Lo que dura el efecto

Se me ocurrió viendo un documental de momias, un sábado por la tarde en que mi casa -sin niños ni electrodomésticos activados- ostentaba una paz infrecuente; de camposanto de pueblo si exagero. Los que me conocen saben que la fotografía me ocupa no sólo las horas del día sino también gran parte de las noches. Será por eso que si bien sueño como todo el mundo mis sueños son lo más parecido a fotos. A ver si me explico; si por caso estoy soñando que alguien me persigue por la estación de subterráneos de Nueva York, la velocidad de la escapatoria será lo suficientemente lenta como para permitirme ir tomando, desde ángulos imposibles, el tren que se detiene con puntualidad de té inglés, la madre con su niño buscando asiento, el policía pegándole a un carterista poco hábil, el dealer que se dirige al baño a la caza de clientes, y hasta mi otro yo corriendo por la vía hasta terminar, exangüe y sediento, en un bar atendido por mi propio perseguidor... Con la contundencia de un electroshock, el inesperado encuentro me despierta, pero al despertar cada fotograma del sueño ha sido revelado. Al menos en mi laboratorio cuelgan las mismas agitadas imágenes que acabo de soñar. Mi mujer, lejos de tratarme de loco, escribe con rigurosa fidelidad lo que le cuento porque en su novela autobiográfica yo soy el protagonista y cada foto que le aporto desde lo onírico, me explica, funciona como un nuevo capítulo que ella aprovechará antes de que pase lo que yo llamo el "efecto". Lo de las momias, en cambio, es un tanto más complicado. Me he propuesto
pasar una noche con una de ellas; se trata de la que duerme celosamente protegida en un subsuelo de la Facultad de Antropología. Es una adolescente peruana y tiene casi 600 años. Confío que a su lado voy a soñar la suficiente cantidad de imágenes para montar tal vez mi mejor exposición. Y como parte de nuestra secreta sinergia estética, mi mujer tendrá, además, el final de su morosa novela (lleva siete años sumergida en ella) y, por qué no, una bizarra foto para la tapa.

La culpa la tuvo ella

Una sola vez en mi vida me subí a un caballo.
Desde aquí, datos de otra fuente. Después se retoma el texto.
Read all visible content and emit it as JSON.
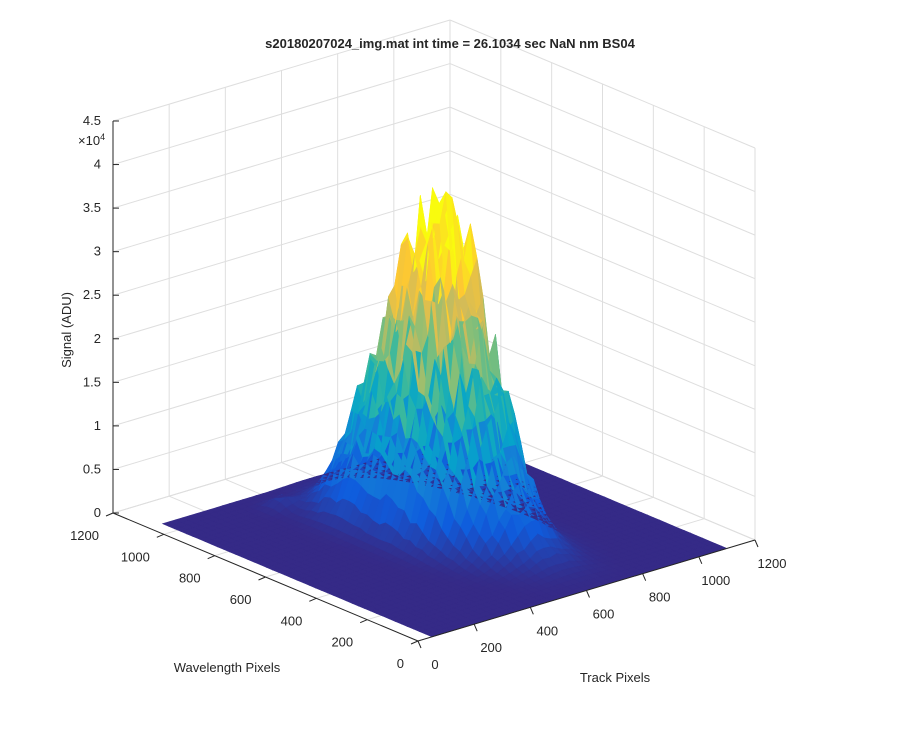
{
  "chart_data": {
    "type": "surface",
    "title": "s20180207024_img.mat int time = 26.1034 sec  NaN nm BS04",
    "xlabel": "Track Pixels",
    "ylabel": "Wavelength Pixels",
    "zlabel": "Signal (ADU)",
    "x_ticks": [
      "0",
      "200",
      "400",
      "600",
      "800",
      "1000",
      "1200"
    ],
    "y_ticks": [
      "0",
      "200",
      "400",
      "600",
      "800",
      "1000",
      "1200"
    ],
    "z_ticks": [
      "0",
      "0.5",
      "1",
      "1.5",
      "2",
      "2.5",
      "3",
      "3.5",
      "4",
      "4.5"
    ],
    "z_exponent_base": "×10",
    "z_exponent_power": "4",
    "xlim": [
      0,
      1200
    ],
    "ylim": [
      0,
      1200
    ],
    "zlim": [
      0,
      45000
    ],
    "grid": true,
    "colormap": "parula",
    "colormap_stops": [
      "#352a87",
      "#0f5cdd",
      "#1481d6",
      "#06a4ca",
      "#2eb7a4",
      "#87bf77",
      "#d1bb59",
      "#fec832",
      "#f9fb0e"
    ],
    "surface_extent": {
      "x": [
        50,
        1100
      ],
      "y": [
        0,
        1060
      ]
    },
    "peaks": [
      {
        "x": 580,
        "y": 600,
        "z": 31000,
        "sx": 75,
        "sy": 140
      },
      {
        "x": 640,
        "y": 450,
        "z": 14000,
        "sx": 70,
        "sy": 130
      },
      {
        "x": 500,
        "y": 780,
        "z": 6000,
        "sx": 60,
        "sy": 80
      },
      {
        "x": 380,
        "y": 950,
        "z": 1200,
        "sx": 30,
        "sy": 30
      }
    ]
  }
}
Fue en unas vacaciones de verano en San Luis, a fines de los 80. Yo que nunca tuve ni un enclenque caballito de madera ni moría por los spaghetti westerns terminaba montando un aburrido animal de alquiler a instancias de mi novia de entonces. De lo poco que recuerdo, apenas retengo un puñado de imágenes: las pocas ganas de echarse andar del explotado equino, mi cuerpo absolutamente petrificado y sobre todo el momento, el eterno momento en que decidió cruzar -sin mi consentimiento- una ruta peligrosísima para retomar su trillado recorrido. Ya perdí la cuenta de las veces que pensé qué hubiera pasado si en ese instante el ajedrez del destino hubiese puesto en mi camino un auto o uno de los tantos micros con turistas que transitan esa zona. De poco sirvieron las tres o cuatro instrucciones que se dan cuando te alquilan un caballo. El hizo lo que quiso y yo lo que quiso mi novia. Creo que después de esa frustrada cabalgata no nos hablamos durante el resto del día; esa solía ser nuestra forma de dirimir los conflictos para evitar la pirotecnia verbal. Desde entonces, ya sin aquella novia, cada vez que voy al mar o a la montaña no lo dudo: alquilo una bicicleta. Una segura y dócil bicicleta. A los caballos los sigo prefiriendo entre las piernas de Scarlett Johansson o en los poemas de Julio González.